Donald Trump będzie miał praktycznie nieograniczony dostęp do "guzika atomowego", jeśli wygra wybory. Ekspert alarmuje i apeluje o zmianę prawa dotyczącego broni atomowej w USA
Wybory prezydencie w USA zbliżają się wielkimi krokami. W listopadzie rozstrzygną się losy Ameryki, ale i reszty świata. Czy Joe Biden wywalczy reelekcję, a może do Białego Domu znów dostanie się Donald Trump, który dopiero co poddawał publicznie w wątpliwość to, czy broniłby Europy przed Rosją? Potem co prawda łagodził swoje słowa, ale niesmak i obawa pozostały. Ale to nie wszystko. Teraz ekspert ośrodka FAS (Federation of American Scientists) ds. doktryny obronnej ostrzega w tekście opublikowanym w "Foreign Policy", że Donald Trump może rozpętać wojnę nuklearną, a kulawe amerykańskie prawo obecnie nie jest w stanie go przed tym powstrzymać. "Nie ma nic pomiędzy niestablinym emocjonalnie prezydentem a przyciskiem atomowym" - tak zatytułował swój artykuł Adam Mount i wzywa do zmian w przepisach, póki jest jeszcze czas, bo Trump jest nieprzewidywalny, a ponadto żaden inny prezydent nie powinien mieć tak łatwej drogi do naciśnięcia najstraszniejszego przycisku świata.
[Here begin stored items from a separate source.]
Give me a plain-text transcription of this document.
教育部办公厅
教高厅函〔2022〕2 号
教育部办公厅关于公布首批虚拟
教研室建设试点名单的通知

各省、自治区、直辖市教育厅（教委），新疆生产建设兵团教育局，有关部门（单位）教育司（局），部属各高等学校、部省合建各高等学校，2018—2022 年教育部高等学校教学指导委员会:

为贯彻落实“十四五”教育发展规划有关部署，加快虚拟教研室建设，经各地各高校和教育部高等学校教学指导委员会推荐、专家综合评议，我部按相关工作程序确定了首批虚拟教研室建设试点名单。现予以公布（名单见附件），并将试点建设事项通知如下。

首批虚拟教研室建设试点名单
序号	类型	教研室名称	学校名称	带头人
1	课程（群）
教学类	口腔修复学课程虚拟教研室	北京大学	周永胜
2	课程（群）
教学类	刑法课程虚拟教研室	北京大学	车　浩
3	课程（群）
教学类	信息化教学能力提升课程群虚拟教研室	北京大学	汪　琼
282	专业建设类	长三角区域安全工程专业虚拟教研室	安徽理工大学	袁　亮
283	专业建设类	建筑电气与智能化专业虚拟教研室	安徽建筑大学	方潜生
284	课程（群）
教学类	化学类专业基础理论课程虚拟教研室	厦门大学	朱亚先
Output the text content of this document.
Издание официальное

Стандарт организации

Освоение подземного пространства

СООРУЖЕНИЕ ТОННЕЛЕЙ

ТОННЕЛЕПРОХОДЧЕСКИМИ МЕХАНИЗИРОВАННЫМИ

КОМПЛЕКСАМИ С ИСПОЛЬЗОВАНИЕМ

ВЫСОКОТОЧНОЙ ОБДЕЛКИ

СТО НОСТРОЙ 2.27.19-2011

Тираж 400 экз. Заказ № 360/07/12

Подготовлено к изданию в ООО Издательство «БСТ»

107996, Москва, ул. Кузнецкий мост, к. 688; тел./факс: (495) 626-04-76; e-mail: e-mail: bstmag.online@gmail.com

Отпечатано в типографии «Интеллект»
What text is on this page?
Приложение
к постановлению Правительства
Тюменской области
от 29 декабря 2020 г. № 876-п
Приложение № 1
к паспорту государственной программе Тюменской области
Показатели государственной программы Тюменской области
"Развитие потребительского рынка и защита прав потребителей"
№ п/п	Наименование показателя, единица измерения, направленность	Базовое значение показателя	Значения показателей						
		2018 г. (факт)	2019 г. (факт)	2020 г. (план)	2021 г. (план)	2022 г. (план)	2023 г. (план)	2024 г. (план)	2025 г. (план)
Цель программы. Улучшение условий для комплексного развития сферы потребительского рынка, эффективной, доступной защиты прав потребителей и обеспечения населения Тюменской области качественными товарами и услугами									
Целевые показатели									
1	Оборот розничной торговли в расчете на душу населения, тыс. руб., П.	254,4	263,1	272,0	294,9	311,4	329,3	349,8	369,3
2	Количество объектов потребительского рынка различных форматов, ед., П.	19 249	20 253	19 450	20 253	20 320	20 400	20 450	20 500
"Jedynym ograniczeniem uprawnień prezydenta do wydania rozkazu ataku nuklearnego jest obowiązek członków sił zbrojnych odmowy wykonania rozkazu naruszającego prawo wojenne"
"Jedynym ograniczeniem uprawnień prezydenta do wydania rozkazu ataku nuklearnego jest obowiązek członków sił zbrojnych odmowy wykonania rozkazu naruszającego prawo wojenne. Między innymi funkcjonariusze muszą odmówić przeprowadzenia ataku nuklearnego, który nie jest konieczny do jak najszybszego i najskuteczniejszego pokonania wroga lub który spowodowałby szkody dla ludności cywilnej, co byłoby masowe, nieludzkie lub nieproporcjonalne do celów wojskowych" - czytamy w "Foreign Policy". Jeśli te warunki nie zostaną spełnione, lub po prostu Trump uzna, że nie są, to obecnie ma prawo wydać rozkaz, a wojskowi muszą go wykonać. Tymczasem dwa miesiące temu Trump wypalił, że powinien mieć immunitet, by nikt nie podał go do sądu w razie zrzucenia bomby atomowej.